- Directed by: Michelangelo Antonioni
- Cinematography: Piero Portalupi
- Edited by: Carlo Alberto Chiesa
- Music by: Mario Labroca
- Production companies: Artisti Associati; I.C.E.T., Milan;
- Release date: 1947;
- Running time: 11 minuntes
- Country: Italy
- Language: Italian

= Gente del Po =

1947 Italian film

Gente del Po, sometimes referred to in English as People of the Po Valley, is an Italian documentary short film directed by Michelangelo Antonioni in 1943 and released in 1947. It was Antonioni's debut film and is, together with Luchino Visconti's Ossessione, considered to be one of the earliest examples of Italian neorealism. Gente del Po documents people living on or near the Po river, including barge workers and fishermen.

==Production==
Gente del Po was shot in 1943 near Antonioni's home town Ferrara, but in the light of the escalating events of World War II, the editing of the film had to be shelved. When Antonioni started editing the film in 1947, much of the shot material had been irreversibly damaged due to improper storage and handling. In later interviews, Antonioni referred to his film as his "own brand of neorealism" by focussing on people instead of sceneries, objects or pieces of art which, in his view, Italian documentary filmmakers had done up to this point.

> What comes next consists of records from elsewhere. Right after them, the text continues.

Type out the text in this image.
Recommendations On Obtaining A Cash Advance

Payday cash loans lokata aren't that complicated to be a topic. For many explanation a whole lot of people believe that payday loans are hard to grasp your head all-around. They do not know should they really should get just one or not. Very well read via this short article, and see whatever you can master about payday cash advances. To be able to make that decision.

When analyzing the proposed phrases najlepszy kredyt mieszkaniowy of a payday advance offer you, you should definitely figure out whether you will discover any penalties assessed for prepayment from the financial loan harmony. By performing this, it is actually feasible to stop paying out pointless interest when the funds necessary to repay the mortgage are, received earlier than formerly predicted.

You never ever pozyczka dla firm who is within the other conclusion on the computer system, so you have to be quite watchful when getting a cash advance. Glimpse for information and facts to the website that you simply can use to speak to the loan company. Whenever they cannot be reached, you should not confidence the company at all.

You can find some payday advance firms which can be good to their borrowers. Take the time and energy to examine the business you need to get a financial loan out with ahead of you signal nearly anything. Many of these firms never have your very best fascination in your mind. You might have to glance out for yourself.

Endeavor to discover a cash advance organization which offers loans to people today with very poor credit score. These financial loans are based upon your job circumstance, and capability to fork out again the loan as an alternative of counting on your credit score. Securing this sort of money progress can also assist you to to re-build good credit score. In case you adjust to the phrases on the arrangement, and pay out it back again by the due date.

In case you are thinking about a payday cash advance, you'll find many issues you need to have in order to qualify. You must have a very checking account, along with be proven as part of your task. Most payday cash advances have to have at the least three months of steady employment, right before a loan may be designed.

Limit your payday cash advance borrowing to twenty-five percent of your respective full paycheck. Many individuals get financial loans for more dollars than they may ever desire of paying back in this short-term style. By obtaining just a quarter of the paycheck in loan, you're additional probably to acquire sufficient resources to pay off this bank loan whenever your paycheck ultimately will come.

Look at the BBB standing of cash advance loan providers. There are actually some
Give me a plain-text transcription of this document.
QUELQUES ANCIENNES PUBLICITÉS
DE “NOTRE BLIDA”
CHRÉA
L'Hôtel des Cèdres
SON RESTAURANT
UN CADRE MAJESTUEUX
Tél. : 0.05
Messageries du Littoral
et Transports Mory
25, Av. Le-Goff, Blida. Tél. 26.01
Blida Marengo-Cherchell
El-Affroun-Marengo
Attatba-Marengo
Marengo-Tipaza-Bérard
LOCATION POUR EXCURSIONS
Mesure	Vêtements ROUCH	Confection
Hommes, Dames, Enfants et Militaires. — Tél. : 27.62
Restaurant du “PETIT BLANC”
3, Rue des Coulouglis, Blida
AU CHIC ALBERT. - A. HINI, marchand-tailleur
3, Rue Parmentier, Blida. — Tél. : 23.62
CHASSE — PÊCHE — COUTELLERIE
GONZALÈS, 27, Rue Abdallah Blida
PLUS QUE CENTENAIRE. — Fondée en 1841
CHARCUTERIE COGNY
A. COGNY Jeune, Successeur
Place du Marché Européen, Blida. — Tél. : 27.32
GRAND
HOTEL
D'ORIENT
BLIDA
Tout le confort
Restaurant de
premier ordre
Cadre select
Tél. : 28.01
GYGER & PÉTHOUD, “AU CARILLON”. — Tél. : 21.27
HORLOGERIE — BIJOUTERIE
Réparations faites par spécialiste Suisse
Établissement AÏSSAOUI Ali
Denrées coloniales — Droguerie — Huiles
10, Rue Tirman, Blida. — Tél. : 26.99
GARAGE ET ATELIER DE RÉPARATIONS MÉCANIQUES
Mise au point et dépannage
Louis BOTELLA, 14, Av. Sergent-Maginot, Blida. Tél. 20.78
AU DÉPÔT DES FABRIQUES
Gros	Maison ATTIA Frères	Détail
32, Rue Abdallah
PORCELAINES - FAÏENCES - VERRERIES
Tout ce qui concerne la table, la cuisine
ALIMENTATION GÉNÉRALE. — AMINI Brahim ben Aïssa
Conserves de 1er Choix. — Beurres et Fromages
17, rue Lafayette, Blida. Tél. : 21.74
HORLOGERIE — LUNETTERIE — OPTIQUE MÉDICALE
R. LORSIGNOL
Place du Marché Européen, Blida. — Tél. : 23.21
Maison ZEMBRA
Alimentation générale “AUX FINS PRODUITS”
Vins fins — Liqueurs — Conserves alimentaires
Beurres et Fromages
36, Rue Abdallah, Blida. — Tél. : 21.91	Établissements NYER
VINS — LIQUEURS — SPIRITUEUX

Without his knowledge, Antonioni explained, he had been on the same path as Visconti who was shooting Ossessione at the same time in the same region.

==Legacy==
Gente del Po has been screened as part of retrospectives on Antonioni at various festivals and institutions, including the Museum of Modern Art, the Berkeley Art Museum and Pacific Film Archive, and the Cinémathèque Française. It has been released on home media as part of The Criterion Collection's release of Antonioni's Red Desert.